The boss, played by Finkelman, is a selfish character who spends most of his time on office politics and trying to get other people to run errands for him.

When he interviews a well-educated black woman for a job as a researcher, he asks her if she skis. She doesn't. He then hires a beautiful white woman who has never done any research and can't use a computer. She, however, does ski.

"I don't know how they got on the air," says Peter Rehak, who has worked at CBC News and is now an executive at the commercial Canadian network CTV. "It's a revolution for the stodgy CBC, where everything had to pass the political-correctness committee."

The CBC receives almost all of its funding from the federal government but recently has taken some sharp cuts in its budget. That means many local newscasts, such as the one portrayed in "The Newsroom", are about to disappear.

The show portrays the executives scrambling for their jobs while promising to protect the people who report to them.

"I give you my word," promises the news director to the airhead anchor. "You know how the corporation works. I don't have final say, so my word is essentially irrelevant. But I want to make sure you're happy."

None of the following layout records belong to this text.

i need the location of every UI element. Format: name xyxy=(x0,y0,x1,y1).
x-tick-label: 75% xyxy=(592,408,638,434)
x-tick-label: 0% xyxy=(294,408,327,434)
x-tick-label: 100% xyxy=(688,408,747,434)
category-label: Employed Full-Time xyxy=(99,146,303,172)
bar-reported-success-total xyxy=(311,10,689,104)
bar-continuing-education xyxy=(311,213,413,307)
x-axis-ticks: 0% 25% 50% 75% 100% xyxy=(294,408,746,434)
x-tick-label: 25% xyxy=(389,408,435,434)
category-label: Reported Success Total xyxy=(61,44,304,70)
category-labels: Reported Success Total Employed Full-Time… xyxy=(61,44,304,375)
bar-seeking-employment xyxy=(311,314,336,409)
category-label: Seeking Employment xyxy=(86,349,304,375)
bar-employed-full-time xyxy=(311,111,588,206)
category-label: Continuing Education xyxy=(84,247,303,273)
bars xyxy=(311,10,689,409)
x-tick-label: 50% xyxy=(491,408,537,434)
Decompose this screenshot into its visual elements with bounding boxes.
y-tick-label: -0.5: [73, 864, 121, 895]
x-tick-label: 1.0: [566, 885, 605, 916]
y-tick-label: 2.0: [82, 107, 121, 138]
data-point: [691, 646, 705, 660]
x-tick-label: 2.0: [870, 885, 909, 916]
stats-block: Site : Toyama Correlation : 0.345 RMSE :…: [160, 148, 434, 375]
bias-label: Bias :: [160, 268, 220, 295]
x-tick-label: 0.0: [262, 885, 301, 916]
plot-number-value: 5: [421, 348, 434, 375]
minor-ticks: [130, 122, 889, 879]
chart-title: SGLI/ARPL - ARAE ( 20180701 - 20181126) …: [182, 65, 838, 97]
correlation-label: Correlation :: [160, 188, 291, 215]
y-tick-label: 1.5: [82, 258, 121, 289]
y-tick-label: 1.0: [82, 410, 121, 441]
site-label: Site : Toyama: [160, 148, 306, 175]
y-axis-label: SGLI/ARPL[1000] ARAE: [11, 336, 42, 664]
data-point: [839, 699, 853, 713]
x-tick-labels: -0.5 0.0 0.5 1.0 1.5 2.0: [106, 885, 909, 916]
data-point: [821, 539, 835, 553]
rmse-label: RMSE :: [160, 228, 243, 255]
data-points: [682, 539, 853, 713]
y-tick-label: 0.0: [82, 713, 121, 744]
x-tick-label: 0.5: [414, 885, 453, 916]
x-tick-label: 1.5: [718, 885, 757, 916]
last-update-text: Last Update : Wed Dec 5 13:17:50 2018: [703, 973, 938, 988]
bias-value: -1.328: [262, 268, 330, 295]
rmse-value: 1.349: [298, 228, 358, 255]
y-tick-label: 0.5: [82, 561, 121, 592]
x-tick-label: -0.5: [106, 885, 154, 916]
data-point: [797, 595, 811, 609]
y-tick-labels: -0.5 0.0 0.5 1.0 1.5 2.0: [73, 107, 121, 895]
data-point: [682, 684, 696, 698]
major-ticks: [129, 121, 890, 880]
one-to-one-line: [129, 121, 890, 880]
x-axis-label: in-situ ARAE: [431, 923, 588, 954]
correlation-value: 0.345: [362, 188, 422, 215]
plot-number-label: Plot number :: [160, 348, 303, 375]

The anchor then reads about losing his job in a newspaper gossip column.

Another episode deals with hiring a news anchor. The choice is either an intelligent black woman or an aggressive blonde from a local station in Edmonton.

An "anchor consultant" (they really do exist) assures the news director that the black woman is so light-skinned she is only "subliminally" black. "In a test in Regina [Saskatchewan] most people couldn't tell what race she was," the consultant assures the news director.

Race is usually taboo stuff on Canadian television. But in "The Newsroom" the "hero" (the news director played by Finkelman) is a racist creep. Even he, however, is smart enough to rationalize not hiring minorities.

"A black anchor right now reads 'equality,' " he reasons. "And 'equality' reads 'social spending.' And a social-spending message in this deficit-reduction climate looks like we're taking sides, and we have to be objective.

"A white anchor, on the other hand, reads 'deficit reduction.' "

The anchor consultant shoots back: "Blonde doesn't intimidate." The blonde gets the job.

So far, reviewers have raved about the program. A group that monitors images of women in the media says there has been no negative comment. But CTV's Mr. Rehak worries the satire may be lost on people outside journalism.

"People in the news business will love to hate it," Rehak says. "But the show is so 'in' it might not appeal to the viewing public. We'll see."